Create endpoint for user data

digitalfabrik / entitlementcard

App for 'Digitale Berechtigungskarten', generally benefit card for volunteers or socially vulnerable groups in Germany. App for Android & iOS + Backend + Administration Web Portal – 100% Open Source.

MIT License

35 stars 3 forks source link

Create endpoint for user data #1416

Open f1sh1918 opened 2 months ago

f1sh1918 commented 2 months ago

Is your feature request related to a problem? Please describe. Create an http put endpoint that receives user data. Describe the solution you'd like

create new table: userHash, startDate, endDate, invalid, lastUpdated (timestamp)
create a endpoint and function that receives data with a csv body
check data validity: hash length, valid date format

seluianova commented 1 week ago

Input data example:

userHash, startDate, endDate, valid
dashj21sasd32, 12.05.2024, 12.10.2028, true

seluianova commented 1 week ago

Questions:

If userHash already exists, we update the entry, if not, we create an entry? Answer: yes.
If userHash exists in the database, but not in the csv, do we remove an entry? Answer: no. We will clean such entries in the database later, probably using some kind of scheduled job.
Do we want to have 'koblenz' in the name of the table? Like, koblenzusers ? Answer: no, we keep the generic names. But then the table must also contain the project_id column.
How we can check userHash validity? Hash example: $argon2id$v=19$m=16,t=2,p=1$MTIzNDU2Nzg5QUJD$KStr3PVblyAh2bIleugv796G+p4pvRNiAON0MHVufVY What we could check:

$argon2id: means which algorithm is used
v=19: means which version is used
m=16 means which memory costs are used
t = 2 means which number of iterations are used
p = 1 means which numer of paralellis is used

seluianova commented 3 days ago

Might be nice to know how much data we expect in the CSV. The processing time for 1000 lines takes about 2.82 seconds on my machine locally (before warming up). After warming up it's about 1.35 sec.
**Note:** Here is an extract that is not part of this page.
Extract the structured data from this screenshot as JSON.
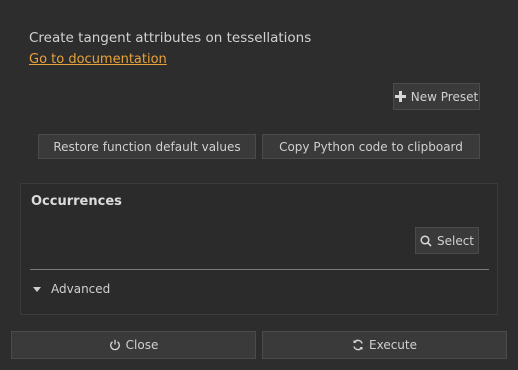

UPD: We have a requirement about the supported data volume from our Leistungsbeschreibung for Koblenz:

Das Backend ermöglicht insbesondere den einmaligen Import von ca. 15.000 - 20.000 Datensätzen bzw. deren Hash-Werten. Das Backend muss auch den fortlaufenden Import (wöchentlich) von 15.000 - 20.000 Datensätzen ermögli- chen.

Re-tested for 20000 entries: 29.13 sec before warming up 17.78 sec after warming up

We might want to think about the performance optimization then?

michael-markl commented 2 days ago

Regarding hash validity checks: We could also require that the first entry is a dummy entry with a hash deduced from dummy data. I think for other hashes we can only check their length. (as I've written in #1499 I think we should not add these parameters to the hashes).

michael-markl commented 2 days ago

Re-tested for 20000 entries: 29.13 sec before warming up 17.78 sec after warming up

We might want to think about the performance optimization then?

I don't think 30s would be a problem. It should only run once a week and we may require that it only runs at night for example.